Seulement six années-lumière, L'étoile de Barnard se déplace dans le ciel nocturne de la Terre plus vite que toute autre étoile. Ce nain rouge, plus petit et plus que notre Soleil, est parmi naine rouge moins active connue, il est ainsi ce qui représente une cible idéale pour la recherche d'exoplanètes. Maintenant, Une équipe internationale de chercheurs a trouvé une super-Terre en orbite autour de l'étoile froide Barnard, le deuxième système le plus proche étoile sur Terre. Est la première fois que des astronomes ont découvert ces exoplaneta selon la méthode de la vitesse radiale. Les résultats, CARMENES obtenus avec les instruments de l'Observatoire de Calar Alto, Ils ont publié dans la revue La nature.

« Après une analyse approfondie, nous sommes sûrs de 99% que la planète est là, puisque c'est le modèle qui correspond le mieux à nos observations ", dit chef de l'étude, Ignasi Ribas, chercheur SCCI à l'Institut des sciences spatiales et l'Institut d'études spatiales de la Catalogne. "Cependant, nous devons être prudents et de recueillir plus de données pour confirmer la conclusion, parce que les variations naturelles de luminosité causées par les taches solaires étoiles pourraient produire des effets similaires à la détection ".

Une subtile ESTELAR WADE

Le vacillement subtile de l'étoile a attiré l'attention des astronomes longs. À partir de 1997 Plusieurs instruments ont incorporé un grand nombre de mesures sur le mouvement oscillatoire. Une analyse des 2015 Wade a suggéré que cela pourrait être causé par une planète avec une période orbitale d'environ deux cent trente jours. Mais plusieurs mesures sont nécessaires.

Essayer de confirmer l'hypothèse, les astronomes ont observé régulièrement l'étoile de Barnard par spectromètres de haute précision CARMENES, à l'Observatoire de Calar Alto. La technique consiste à utiliser l'effet doppler sur starlight pour mesurer la vitesse d'un objet dans notre ligne de mire change au fil du temps.
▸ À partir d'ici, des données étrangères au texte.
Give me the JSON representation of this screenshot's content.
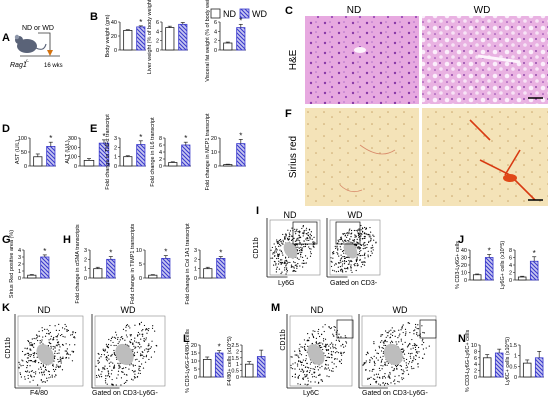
{
  "legend": {
    "nd": "ND",
    "wd": "WD"
  },
  "colors": {
    "nd_fill": "#ffffff",
    "wd_fill": "#3a3acc",
    "wd_hatch": "#c8c8f0",
    "bar_stroke": "#222222",
    "star": "#111111"
  },
  "panelA": {
    "letter": "A",
    "mouse": "Rag1",
    "superscript": "-/-",
    "diet": "ND or WD",
    "duration": "16 wks"
  },
  "panelB": {
    "letter": "B"
  },
  "panelC": {
    "letter": "C",
    "row_label": "H&E",
    "col_nd": "ND",
    "col_wd": "WD"
  },
  "panelD": {
    "letter": "D"
  },
  "panelE": {
    "letter": "E"
  },
  "panelF": {
    "letter": "F",
    "row_label": "Sirius red"
  },
  "panelG": {
    "letter": "G"
  },
  "panelH": {
    "letter": "H"
  },
  "panelI": {
    "letter": "I",
    "plot_nd": "ND",
    "plot_wd": "WD",
    "yaxis": "CD11b",
    "xaxis": "Ly6G",
    "gate": "Gated on CD3-"
  },
  "panelJ": {
    "letter": "J"
  },
  "panelK": {
    "letter": "K",
    "plot_nd": "ND",
    "plot_wd": "WD",
    "yaxis": "CD11b",
    "xaxis": "F4/80",
    "gate": "Gated on CD3-Ly6G-"
  },
  "panelL": {
    "letter": "L"
  },
  "panelM": {
    "letter": "M",
    "plot_nd": "ND",
    "plot_wd": "WD",
    "yaxis": "CD11b",
    "xaxis": "Ly6C",
    "gate": "Gated on CD3-Ly6G-"
  },
  "panelN": {
    "letter": "N"
  },
  "chart_data": [
    {
      "id": "B1",
      "type": "bar",
      "ylabel": "Body weight (gm)",
      "ylim": [
        0,
        40
      ],
      "ticks": [
        0,
        20,
        40
      ],
      "categories": [
        "ND",
        "WD"
      ],
      "values": [
        28,
        33
      ],
      "errors": [
        1,
        1.5
      ],
      "sig": [
        false,
        true
      ]
    },
    {
      "id": "B2",
      "type": "bar",
      "ylabel": "Liver weight (% of body weight)",
      "ylim": [
        0,
        6
      ],
      "ticks": [
        0,
        2,
        4,
        6
      ],
      "categories": [
        "ND",
        "WD"
      ],
      "values": [
        4.8,
        5.5
      ],
      "errors": [
        0.3,
        0.4
      ],
      "sig": [
        false,
        false
      ]
    },
    {
      "id": "B3",
      "type": "bar",
      "ylabel": "Visceral fat weight (% of body weight)",
      "ylim": [
        0,
        6
      ],
      "ticks": [
        0,
        2,
        4,
        6
      ],
      "categories": [
        "ND",
        "WD"
      ],
      "values": [
        1.5,
        4.8
      ],
      "errors": [
        0.2,
        0.7
      ],
      "sig": [
        false,
        true
      ]
    },
    {
      "id": "D1",
      "type": "bar",
      "ylabel": "AST (U/L)",
      "ylim": [
        0,
        100
      ],
      "ticks": [
        0,
        50,
        100
      ],
      "categories": [
        "ND",
        "WD"
      ],
      "values": [
        33,
        70
      ],
      "errors": [
        10,
        15
      ],
      "sig": [
        false,
        true
      ]
    },
    {
      "id": "D2",
      "type": "bar",
      "ylabel": "ALT (U/L)",
      "ylim": [
        0,
        300
      ],
      "ticks": [
        0,
        100,
        200,
        300
      ],
      "categories": [
        "ND",
        "WD"
      ],
      "values": [
        60,
        245
      ],
      "errors": [
        20,
        35
      ],
      "sig": [
        false,
        true
      ]
    },
    {
      "id": "E1",
      "type": "bar",
      "ylabel": "Fold change in TNFα transcript",
      "ylim": [
        0,
        3
      ],
      "ticks": [
        0,
        1,
        2,
        3
      ],
      "categories": [
        "ND",
        "WD"
      ],
      "values": [
        1,
        2.3
      ],
      "errors": [
        0.1,
        0.4
      ],
      "sig": [
        false,
        true
      ]
    },
    {
      "id": "E2",
      "type": "bar",
      "ylabel": "Fold change in IL6 transcript",
      "ylim": [
        0,
        8
      ],
      "ticks": [
        0,
        2,
        4,
        6,
        8
      ],
      "categories": [
        "ND",
        "WD"
      ],
      "values": [
        1,
        6
      ],
      "errors": [
        0.2,
        0.8
      ],
      "sig": [
        false,
        true
      ]
    },
    {
      "id": "E3",
      "type": "bar",
      "ylabel": "Fold change in MCP1 transcript",
      "ylim": [
        0,
        20
      ],
      "ticks": [
        0,
        10,
        20
      ],
      "categories": [
        "ND",
        "WD"
      ],
      "values": [
        1,
        16
      ],
      "errors": [
        0.3,
        3
      ],
      "sig": [
        false,
        true
      ]
    },
    {
      "id": "G1",
      "type": "bar",
      "ylabel": "Sirius Red positive area (%)",
      "ylim": [
        0,
        4
      ],
      "ticks": [
        0,
        1,
        2,
        3,
        4
      ],
      "categories": [
        "ND",
        "WD"
      ],
      "values": [
        0.4,
        3
      ],
      "errors": [
        0.1,
        0.3
      ],
      "sig": [
        false,
        true
      ]
    },
    {
      "id": "H1",
      "type": "bar",
      "ylabel": "Fold change in αSMA transcripts",
      "ylim": [
        0,
        3
      ],
      "ticks": [
        0,
        1,
        2,
        3
      ],
      "categories": [
        "ND",
        "WD"
      ],
      "values": [
        1,
        2
      ],
      "errors": [
        0.15,
        0.3
      ],
      "sig": [
        false,
        true
      ]
    },
    {
      "id": "H2",
      "type": "bar",
      "ylabel": "Fold change in TIMP1 transcripts",
      "ylim": [
        0,
        10
      ],
      "ticks": [
        0,
        5,
        10
      ],
      "categories": [
        "ND",
        "WD"
      ],
      "values": [
        1,
        7
      ],
      "errors": [
        0.2,
        1
      ],
      "sig": [
        false,
        true
      ]
    },
    {
      "id": "H3",
      "type": "bar",
      "ylabel": "Fold change in Col 1A1 transcript",
      "ylim": [
        0,
        3
      ],
      "ticks": [
        0,
        1,
        2,
        3
      ],
      "categories": [
        "ND",
        "WD"
      ],
      "values": [
        1,
        2.1
      ],
      "errors": [
        0.15,
        0.2
      ],
      "sig": [
        false,
        true
      ]
    },
    {
      "id": "J1",
      "type": "bar",
      "ylabel": "% CD3-Ly6G+ cells",
      "ylim": [
        0,
        40
      ],
      "ticks": [
        0,
        10,
        20,
        30,
        40
      ],
      "categories": [
        "ND",
        "WD"
      ],
      "values": [
        7,
        30
      ],
      "errors": [
        1,
        4
      ],
      "sig": [
        false,
        true
      ]
    },
    {
      "id": "J2",
      "type": "bar",
      "ylabel": "Ly6G+ cells (x10^5)",
      "ylim": [
        0,
        8
      ],
      "ticks": [
        0,
        2,
        4,
        6,
        8
      ],
      "categories": [
        "ND",
        "WD"
      ],
      "values": [
        0.8,
        5
      ],
      "errors": [
        0.2,
        1.2
      ],
      "sig": [
        false,
        true
      ]
    },
    {
      "id": "L1",
      "type": "bar",
      "ylabel": "% CD3-Ly6G-F4/80+ cells",
      "ylim": [
        0,
        20
      ],
      "ticks": [
        0,
        5,
        10,
        15,
        20
      ],
      "categories": [
        "ND",
        "WD"
      ],
      "values": [
        11,
        15
      ],
      "errors": [
        1.5,
        1.5
      ],
      "sig": [
        false,
        true
      ]
    },
    {
      "id": "L2",
      "type": "bar",
      "ylabel": "F4/80+ cells (x10^5)",
      "ylim": [
        0,
        2.5
      ],
      "ticks": [
        0,
        0.5,
        1,
        1.5,
        2,
        2.5
      ],
      "categories": [
        "ND",
        "WD"
      ],
      "values": [
        1,
        1.6
      ],
      "errors": [
        0.2,
        0.5
      ],
      "sig": [
        false,
        false
      ]
    },
    {
      "id": "N1",
      "type": "bar",
      "ylabel": "% CD3-Ly6G-Ly6C+ cells",
      "ylim": [
        0,
        10
      ],
      "ticks": [
        0,
        2,
        4,
        6,
        8,
        10
      ],
      "categories": [
        "ND",
        "WD"
      ],
      "values": [
        6,
        7.5
      ],
      "errors": [
        1,
        1.2
      ],
      "sig": [
        false,
        false
      ]
    },
    {
      "id": "N2",
      "type": "bar",
      "ylabel": "Ly6C+ cells (x10^5)",
      "ylim": [
        0,
        1.5
      ],
      "ticks": [
        0,
        0.5,
        1,
        1.5
      ],
      "categories": [
        "ND",
        "WD"
      ],
      "values": [
        0.65,
        0.9
      ],
      "errors": [
        0.15,
        0.3
      ],
      "sig": [
        false,
        false
      ]
    }
  ]
}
« Avec la méthode des vitesses radiales, spectromètres sont utilisés pour mesurer avec précision l'effet doppler. Lorsqu'un objet se éloigne de nous, la lumière que nous observons devient un peu moins énergique et plus rouge. Au contraire, quand l'étoile se rapproche de nous, la lumière devient plus énergique et bleu ", ribas dit.

« Réanalyse toutes les mesures combinées, Il est apparu un signal clair sur une période de deux cents 33 jours. Ce signal signifie que l'étoile de Barnard approche et éloignent de nous à environ 1.2 mètres par seconde, à peu près la vitesse d'une personne qui marche- et la meilleure explication de ce phénomène est que la planète est en orbite autour de l'étoile ", ribas dit.
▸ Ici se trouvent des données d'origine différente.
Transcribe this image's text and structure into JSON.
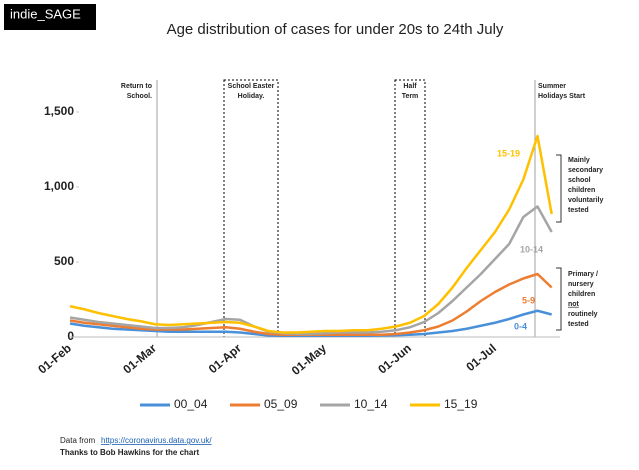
{
  "chart_data": {
    "type": "line",
    "logo": "indie_SAGE",
    "title": "Age distribution of cases for under 20s to 24th July",
    "categories": [
      "01-Feb",
      null,
      null,
      null,
      null,
      null,
      "01-Mar",
      null,
      null,
      null,
      null,
      null,
      "01-Apr",
      null,
      null,
      null,
      null,
      null,
      "01-May",
      null,
      null,
      null,
      null,
      null,
      "01-Jun",
      null,
      null,
      null,
      null,
      null,
      "01-Jul",
      null,
      null,
      null,
      null
    ],
    "series": [
      {
        "name": "00_04",
        "color": "#4a90d9",
        "label": "0-4",
        "values": [
          90,
          75,
          65,
          55,
          50,
          45,
          40,
          35,
          35,
          35,
          35,
          35,
          30,
          20,
          10,
          8,
          8,
          8,
          8,
          8,
          8,
          8,
          10,
          12,
          15,
          20,
          30,
          40,
          55,
          75,
          95,
          120,
          150,
          175,
          150
        ]
      },
      {
        "name": "05_09",
        "color": "#ed7d31",
        "label": "5-9",
        "values": [
          110,
          95,
          85,
          75,
          65,
          55,
          50,
          50,
          50,
          55,
          60,
          65,
          55,
          35,
          20,
          15,
          15,
          15,
          15,
          15,
          15,
          15,
          15,
          20,
          30,
          45,
          70,
          110,
          170,
          240,
          300,
          350,
          390,
          420,
          330
        ]
      },
      {
        "name": "10_14",
        "color": "#a5a5a5",
        "label": "10-14",
        "values": [
          130,
          115,
          100,
          90,
          80,
          70,
          60,
          60,
          65,
          80,
          100,
          120,
          115,
          70,
          35,
          25,
          20,
          20,
          25,
          30,
          30,
          30,
          35,
          45,
          65,
          100,
          160,
          240,
          330,
          420,
          520,
          620,
          800,
          870,
          700
        ]
      },
      {
        "name": "15_19",
        "color": "#ffc000",
        "label": "15-19",
        "values": [
          205,
          185,
          160,
          140,
          120,
          105,
          85,
          80,
          85,
          90,
          95,
          100,
          95,
          70,
          40,
          30,
          30,
          35,
          40,
          40,
          45,
          45,
          55,
          70,
          95,
          140,
          220,
          330,
          460,
          580,
          700,
          850,
          1050,
          1340,
          820
        ]
      }
    ],
    "ylim": [
      0,
      1700
    ],
    "yticks": [
      0,
      500,
      {
        "value": 1000,
        "label": "1,000"
      },
      {
        "value": 1500,
        "label": "1,500"
      }
    ],
    "annotations": {
      "return_to_school": [
        "Return to",
        "School."
      ],
      "easter": [
        "School Easter",
        "Holiday."
      ],
      "half_term": [
        "Half",
        "Term"
      ],
      "summer": [
        "Summer",
        "Holidays Start"
      ],
      "secondary_note": [
        "Mainly",
        "secondary",
        "school",
        "children",
        "voluntarily",
        "tested"
      ],
      "primary_note": [
        "Primary /",
        "nursery",
        "children",
        "not",
        "routinely",
        "tested"
      ]
    },
    "footer": {
      "source_prefix": "Data from",
      "source_url": "https://coronavirus.data.gov.uk/",
      "credit": "Thanks to Bob Hawkins for the chart"
    }
  }
}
La planète candidat, étoile appelée Barnard b (il GJ 699 b), est un super-Terre avec un minimum 3,2 émergées. Tourne autour de son étoile rouge tous les deux cents 33 jours près de la limite des neiges, une distance à laquelle l'eau gèle. atmosphère manquant, il est probable que sa température est -170, ce qui rend peu probable que la planète peut avoir de l'eau liquide à la surface.

« Pas exoplanet si petit et si loin de son étoile avait déjà découvert par la technique de doppler », ribas dit. Cela signifie que les astronomes obtiennent mieux à trouver et explorer un type de planètes relativement nouveau à l'extérieur du système solaire.
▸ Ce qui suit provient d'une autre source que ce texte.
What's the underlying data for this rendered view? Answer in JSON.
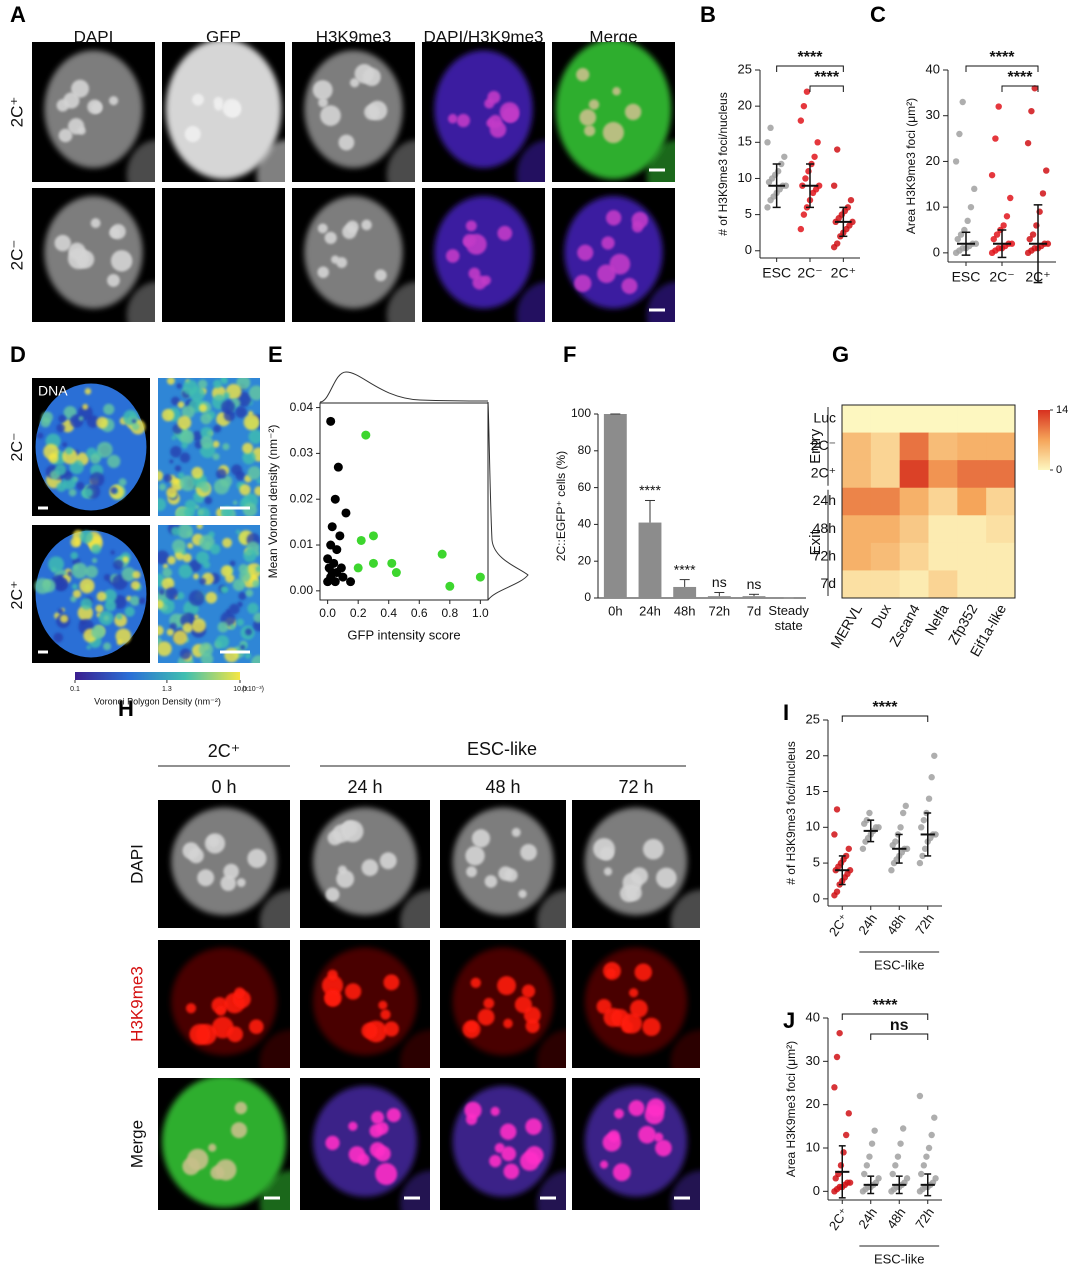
{
  "panel_labels": [
    "A",
    "B",
    "C",
    "D",
    "E",
    "F",
    "G",
    "H",
    "I",
    "J"
  ],
  "panel_a": {
    "columns": [
      "DAPI",
      "GFP",
      "H3K9me3",
      "DAPI/H3K9me3",
      "Merge"
    ],
    "rows": [
      "2C⁺",
      "2C⁻"
    ]
  },
  "panel_d": {
    "label": "DNA",
    "rows": [
      "2C⁻",
      "2C⁺"
    ],
    "colorbar": {
      "title": "Voronoi Polygon Density (nm⁻²)",
      "unit": "(x10⁻³)",
      "scale": "log",
      "lim": [
        0.1,
        10
      ],
      "ticks": [
        0.1,
        1.3,
        {
          "value": 10,
          "label": "10.0"
        }
      ],
      "colors": [
        "#3b1f8f",
        "#2a6fd6",
        "#3fbfb0",
        "#f5e642"
      ]
    }
  },
  "panel_h": {
    "groups": [
      "2C⁺",
      "ESC-like"
    ],
    "times": [
      "0 h",
      "24 h",
      "48 h",
      "72 h"
    ],
    "rows": [
      "DAPI",
      "H3K9me3",
      "Merge"
    ]
  },
  "chart_data": [
    {
      "type": "dotplot",
      "ylabel": "# of H3K9me3 foci/nucleus",
      "categories": [
        "ESC",
        "2C⁻",
        "2C⁺"
      ],
      "colors": [
        "#a0a0a0",
        "#e0141b",
        "#d01015"
      ],
      "ylim": [
        -1,
        25
      ],
      "yticks": [
        0,
        5,
        10,
        15,
        20,
        25
      ],
      "points": [
        [
          6,
          7,
          7.5,
          8,
          8.5,
          9,
          9,
          9.5,
          10,
          10.5,
          11,
          12,
          13,
          15,
          17
        ],
        [
          3,
          5,
          6,
          7,
          8,
          8.5,
          9,
          9,
          10,
          11,
          12,
          13,
          15,
          18,
          20,
          22
        ],
        [
          0.5,
          1,
          2,
          2.5,
          3,
          3.5,
          4,
          4,
          4.5,
          5,
          5.5,
          6,
          7,
          9,
          14
        ]
      ],
      "means": [
        9,
        9,
        4
      ],
      "sds": [
        3,
        3,
        2
      ],
      "brackets": [
        {
          "label": "****",
          "span": [
            0,
            2
          ]
        },
        {
          "label": "****",
          "span": [
            1,
            2
          ]
        }
      ]
    },
    {
      "type": "dotplot",
      "ylabel": "Area H3K9me3 foci (μm²)",
      "categories": [
        "ESC",
        "2C⁻",
        "2C⁺"
      ],
      "colors": [
        "#a0a0a0",
        "#e0141b",
        "#d01015"
      ],
      "ylim": [
        -2,
        40
      ],
      "yticks": [
        0,
        10,
        20,
        30,
        40
      ],
      "points": [
        [
          0,
          0.5,
          1,
          1,
          1.5,
          2,
          2,
          3,
          4,
          5,
          7,
          10,
          14,
          20,
          26,
          33
        ],
        [
          0,
          0.5,
          1,
          1,
          1.5,
          2,
          2,
          3,
          4,
          5,
          6,
          8,
          12,
          17,
          25,
          32
        ],
        [
          0,
          0.5,
          1,
          1,
          1.5,
          2,
          2,
          3,
          4,
          6,
          9,
          13,
          18,
          24,
          31,
          36
        ]
      ],
      "means": [
        2,
        2,
        2
      ],
      "sds": [
        2.5,
        3,
        8.5
      ],
      "brackets": [
        {
          "label": "****",
          "span": [
            0,
            2
          ]
        },
        {
          "label": "****",
          "span": [
            1,
            2
          ]
        }
      ]
    },
    {
      "type": "scatter",
      "xlabel": "GFP intensity score",
      "ylabel": "Mean Voronoi density (nm⁻²)",
      "xlim": [
        -0.05,
        1.05
      ],
      "ylim": [
        -0.002,
        0.041
      ],
      "xticks": [
        {
          "value": 0,
          "label": "0.0"
        },
        0.2,
        0.4,
        0.6,
        0.8,
        {
          "value": 1,
          "label": "1.0"
        }
      ],
      "yticks": [
        {
          "value": 0,
          "label": "0.00"
        },
        0.01,
        0.02,
        0.03,
        0.04
      ],
      "series": [
        {
          "color": "#000000",
          "x": [
            0.02,
            0.07,
            0.05,
            0.12,
            0.03,
            0.08,
            0.02,
            0.06,
            0.0,
            0.04,
            0.01,
            0.09,
            0.03,
            0.06,
            0.02,
            0.1,
            0.05,
            0.15,
            0.0
          ],
          "values": [
            0.037,
            0.027,
            0.02,
            0.017,
            0.014,
            0.012,
            0.01,
            0.009,
            0.007,
            0.006,
            0.005,
            0.005,
            0.004,
            0.004,
            0.003,
            0.003,
            0.002,
            0.002,
            0.002
          ]
        },
        {
          "color": "#3dd62e",
          "x": [
            0.25,
            0.3,
            0.22,
            0.2,
            0.3,
            0.42,
            0.45,
            0.75,
            0.8,
            1.0
          ],
          "values": [
            0.034,
            0.012,
            0.011,
            0.005,
            0.006,
            0.006,
            0.004,
            0.008,
            0.001,
            0.003
          ]
        }
      ]
    },
    {
      "type": "bar",
      "ylabel": "2C::EGFP⁺ cells (%)",
      "categories": [
        "0h",
        "24h",
        "48h",
        "72h",
        "7d",
        "Steady state"
      ],
      "values": [
        100,
        41,
        6,
        1,
        1,
        0
      ],
      "errors": [
        0,
        12,
        4,
        2,
        1,
        0
      ],
      "color": "#8c8c8c",
      "significance": [
        null,
        "****",
        "****",
        "ns",
        "ns",
        null
      ],
      "ylim": [
        0,
        100
      ],
      "yticks": [
        0,
        20,
        40,
        60,
        80,
        100
      ]
    },
    {
      "type": "heatmap",
      "rows": [
        "Luc",
        "2C⁻",
        "2C⁺",
        "24h",
        "48h",
        "72h",
        "7d"
      ],
      "columns": [
        "MERVL",
        "Dux",
        "Zscan4",
        "Nelfa",
        "Zfp352",
        "Eif1a-like"
      ],
      "values": [
        [
          0,
          0,
          0,
          0,
          0,
          0
        ],
        [
          5,
          3,
          10,
          5,
          6,
          6
        ],
        [
          5,
          3,
          13,
          8,
          10,
          10
        ],
        [
          9,
          9,
          6,
          3,
          7,
          3
        ],
        [
          6,
          6,
          4,
          1,
          1,
          2
        ],
        [
          6,
          5,
          3,
          1,
          1,
          1
        ],
        [
          2,
          2,
          1,
          3,
          1,
          1
        ]
      ],
      "row_groups": [
        {
          "label": "Entry",
          "span": [
            0,
            2
          ]
        },
        {
          "label": "Exit",
          "span": [
            3,
            6
          ]
        }
      ],
      "colorbar": {
        "lim": [
          0,
          14
        ],
        "ticks": [
          0,
          14
        ],
        "colors": [
          "#fdf7c0",
          "#f5a55a",
          "#d7301f"
        ]
      }
    },
    {
      "type": "dotplot",
      "ylabel": "# of H3K9me3 foci/nucleus",
      "categories": [
        "2C⁺",
        "24h",
        "48h",
        "72h"
      ],
      "colors": [
        "#d01015",
        "#a0a0a0",
        "#a0a0a0",
        "#a0a0a0"
      ],
      "ylim": [
        -1,
        25
      ],
      "yticks": [
        0,
        5,
        10,
        15,
        20,
        25
      ],
      "points": [
        [
          0.5,
          1,
          2,
          2.5,
          3,
          3.5,
          4,
          4,
          4.5,
          5,
          5.5,
          6,
          7,
          9,
          12.5
        ],
        [
          7,
          8,
          8.5,
          9,
          9.5,
          10,
          10,
          10.5,
          11,
          12
        ],
        [
          4,
          5,
          5.5,
          6,
          6.5,
          7,
          7,
          7.5,
          8,
          9,
          10,
          12,
          13
        ],
        [
          5,
          6,
          7,
          8,
          8.5,
          9,
          9,
          10,
          11,
          12,
          14,
          17,
          20
        ]
      ],
      "means": [
        4,
        9.5,
        7,
        9
      ],
      "sds": [
        2,
        1.5,
        2,
        3
      ],
      "brackets": [
        {
          "label": "****",
          "span": [
            0,
            3
          ]
        }
      ],
      "group": {
        "label": "ESC-like",
        "span": [
          1,
          3
        ]
      }
    },
    {
      "type": "dotplot",
      "ylabel": "Area H3K9me3 foci (μm²)",
      "categories": [
        "2C⁺",
        "24h",
        "48h",
        "72h"
      ],
      "colors": [
        "#d01015",
        "#a0a0a0",
        "#a0a0a0",
        "#a0a0a0"
      ],
      "ylim": [
        -2,
        40
      ],
      "yticks": [
        0,
        10,
        20,
        30,
        40
      ],
      "points": [
        [
          0,
          0.5,
          1,
          1,
          1.5,
          2,
          2,
          3,
          4,
          6,
          9,
          13,
          18,
          24,
          31,
          36.5
        ],
        [
          0,
          0.5,
          1,
          1,
          1.5,
          2,
          3,
          4,
          6,
          8,
          11,
          14
        ],
        [
          0,
          0.5,
          1,
          1,
          1.5,
          2,
          3,
          4,
          6,
          8,
          11,
          14.5
        ],
        [
          0,
          0.5,
          1,
          1,
          1.5,
          2,
          3,
          4,
          6,
          8,
          10,
          13,
          17,
          22
        ]
      ],
      "means": [
        4.5,
        1.5,
        1.5,
        1.5
      ],
      "sds": [
        6,
        2,
        2,
        2.5
      ],
      "brackets": [
        {
          "label": "****",
          "span": [
            0,
            3
          ]
        },
        {
          "label": "ns",
          "span": [
            1,
            3
          ]
        }
      ],
      "group": {
        "label": "ESC-like",
        "span": [
          1,
          3
        ]
      }
    }
  ]
}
« Nous avons travaillé très dur pour obtenir ce résultat », La recherche indique Guillem Anglada-Escudé, Queen Mary University of London, et co-directeur de l'étude. « Ceci est le résultat d'une collaboration organisée dans le cadre du projet des points rouges, collaborations réunissant des équipes de partout dans le monde, y compris les astronomes semi-professionnels coordonnés par l'AAVSO ", ajoute.

Cristina Rodriguez-Lopez, chercheur à l'Institut d'astrophysique d'Andalousie (IAA, SCCI) et co-auteur de l'étude, Il estime que « cette découverte signifie un coup de pouce pour poursuivre la recherche d'exoplanètes en orbite autour de nos voisins stellaires, en espérant que finalement trouver un qui a les bonnes conditions pour soutenir la vie ".

L'Observatoire astronomique hispano-allemand de Calar Alto est situé dans la Sierra de Los Filabres, Almería Nord (Andalousie, Espagne). Il est géré conjointement par le Institut Max-Planck pour l'astronomie une Heidelberg, Allemagne, et Institut d'Astrophysique d'Andalousie (SCCI) à Grenade, Espagne. L'observatoire est un Singular scientifique Infrastructure technique (ICTS / MINECO) qui il a quatre télescopes 3.5, 2.2, 1.23 et 0,8 mètre ouverture.